Site icon JONATHAN TURLEY

Taxing Small Town Values: Palin Must Pay Back Taxes on Food and Incidentals Charged While Staying At Her Own Home

Gov. Sarah Palin has joined the ranks of politicians with tax problems. Palin has been informed that she must pay income taxes on thousands of dollars in expense money claimed while living at her Wasilla home. It is not exactly the stuff of “small town values”: Palin charged $17,000 for meals and incidentals for 312 nights spent in her own house. It appears that such charges are perfectly legal and need only to be taxed.

Sharon Leighow, Palin’s spokeswoman insists that “The amount of taxes owed is a private matter. If the governor collects future per diem, those documents would be a matter of public record.” That is not exactly the position taken by the GOP on the Obama nominee as well as Sen. Mark Begich, D-Alaska, who faces his own tax controversy.

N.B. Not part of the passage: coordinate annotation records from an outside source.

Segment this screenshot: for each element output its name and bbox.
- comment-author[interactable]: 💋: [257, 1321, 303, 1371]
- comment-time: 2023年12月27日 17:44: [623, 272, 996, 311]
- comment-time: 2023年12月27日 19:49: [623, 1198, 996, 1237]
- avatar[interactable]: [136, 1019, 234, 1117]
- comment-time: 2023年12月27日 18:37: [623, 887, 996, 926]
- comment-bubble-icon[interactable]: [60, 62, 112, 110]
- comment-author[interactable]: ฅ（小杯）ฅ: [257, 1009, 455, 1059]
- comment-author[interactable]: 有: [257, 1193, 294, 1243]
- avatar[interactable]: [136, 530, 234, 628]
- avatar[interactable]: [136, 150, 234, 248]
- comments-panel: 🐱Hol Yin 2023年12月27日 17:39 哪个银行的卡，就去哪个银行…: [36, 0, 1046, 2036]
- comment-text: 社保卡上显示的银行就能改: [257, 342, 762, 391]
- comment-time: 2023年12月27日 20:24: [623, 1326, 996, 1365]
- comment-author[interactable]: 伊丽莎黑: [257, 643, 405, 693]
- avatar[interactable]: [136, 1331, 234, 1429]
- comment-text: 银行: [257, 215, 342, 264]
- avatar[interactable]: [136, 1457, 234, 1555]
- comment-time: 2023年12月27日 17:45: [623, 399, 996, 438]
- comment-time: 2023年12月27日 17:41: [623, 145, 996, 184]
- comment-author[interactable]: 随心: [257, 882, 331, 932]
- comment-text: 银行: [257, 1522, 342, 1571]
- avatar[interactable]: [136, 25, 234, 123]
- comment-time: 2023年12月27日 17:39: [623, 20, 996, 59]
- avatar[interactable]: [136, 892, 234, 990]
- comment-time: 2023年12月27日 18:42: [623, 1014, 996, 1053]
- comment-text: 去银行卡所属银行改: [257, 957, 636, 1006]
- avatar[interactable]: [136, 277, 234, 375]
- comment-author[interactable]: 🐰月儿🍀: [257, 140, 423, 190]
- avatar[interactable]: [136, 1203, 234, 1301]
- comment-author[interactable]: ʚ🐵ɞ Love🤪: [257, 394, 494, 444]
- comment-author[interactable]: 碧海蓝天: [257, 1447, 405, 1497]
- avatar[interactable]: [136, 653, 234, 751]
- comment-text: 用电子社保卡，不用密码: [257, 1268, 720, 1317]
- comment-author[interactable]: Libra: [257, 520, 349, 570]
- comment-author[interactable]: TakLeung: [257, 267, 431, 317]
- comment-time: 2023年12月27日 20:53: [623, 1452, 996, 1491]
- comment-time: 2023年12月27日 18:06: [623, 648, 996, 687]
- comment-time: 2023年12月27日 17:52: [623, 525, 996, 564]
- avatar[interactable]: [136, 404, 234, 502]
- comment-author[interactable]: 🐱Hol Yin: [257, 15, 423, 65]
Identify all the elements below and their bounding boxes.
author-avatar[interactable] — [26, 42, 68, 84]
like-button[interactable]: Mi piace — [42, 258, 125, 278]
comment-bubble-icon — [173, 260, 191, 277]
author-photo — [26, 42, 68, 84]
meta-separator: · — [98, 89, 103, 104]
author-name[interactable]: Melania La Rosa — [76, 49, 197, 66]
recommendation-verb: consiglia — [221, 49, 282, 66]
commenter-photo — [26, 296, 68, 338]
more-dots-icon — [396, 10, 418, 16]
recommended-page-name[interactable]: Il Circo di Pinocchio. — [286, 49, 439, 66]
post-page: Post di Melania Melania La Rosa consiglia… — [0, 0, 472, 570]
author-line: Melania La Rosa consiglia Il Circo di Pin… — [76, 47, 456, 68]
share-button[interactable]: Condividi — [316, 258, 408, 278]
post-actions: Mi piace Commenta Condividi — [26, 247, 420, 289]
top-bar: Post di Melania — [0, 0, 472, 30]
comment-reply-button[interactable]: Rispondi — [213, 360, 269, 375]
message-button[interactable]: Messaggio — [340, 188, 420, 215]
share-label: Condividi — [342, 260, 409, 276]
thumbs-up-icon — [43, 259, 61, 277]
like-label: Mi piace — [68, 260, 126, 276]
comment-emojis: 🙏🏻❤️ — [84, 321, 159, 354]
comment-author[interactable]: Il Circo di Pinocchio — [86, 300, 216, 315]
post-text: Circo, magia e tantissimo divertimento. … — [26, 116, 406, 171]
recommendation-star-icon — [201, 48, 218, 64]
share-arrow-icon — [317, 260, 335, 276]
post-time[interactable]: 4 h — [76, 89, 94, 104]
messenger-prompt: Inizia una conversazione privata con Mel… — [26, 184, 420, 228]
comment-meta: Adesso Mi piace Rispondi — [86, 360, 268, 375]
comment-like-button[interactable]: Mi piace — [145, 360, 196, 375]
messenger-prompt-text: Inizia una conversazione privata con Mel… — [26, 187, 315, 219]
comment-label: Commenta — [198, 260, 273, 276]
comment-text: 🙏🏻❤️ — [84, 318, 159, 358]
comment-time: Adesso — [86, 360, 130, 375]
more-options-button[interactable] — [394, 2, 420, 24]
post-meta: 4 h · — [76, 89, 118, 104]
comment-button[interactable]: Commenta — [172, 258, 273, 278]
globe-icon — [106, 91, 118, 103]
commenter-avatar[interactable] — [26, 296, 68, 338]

Palin was charging $60 a day just to be at home in Wasilla since her technical residence is the Governor’s mansion. Thus, her own home was treated like a hotel stay in order to charge the state. Palin was clearly allowed to take this money and this may be the same rule in other states, but it seems a bit indulgent. I suppose the argument is that the Governor could have stayed in a hotel and that Wasilla is one of the bigger cities in the state.

Begich’s situation involved the back taxes he paid on a vehicle provided to him by the city when he was mayor.

This has not been a good week for Palin. First, colleagues reported that she appeared overly defensive at a recent meeting when asked about her plans for the new year as governor. Then her daughter Bristol gave an interview stating that abstinence is “not realistic” as a rule for teenagers — a position by Bristol that was already assumed. This follows a recent finding that Palin’s husband Todd and top aides were guilty of contempt in the Troopergate scandal.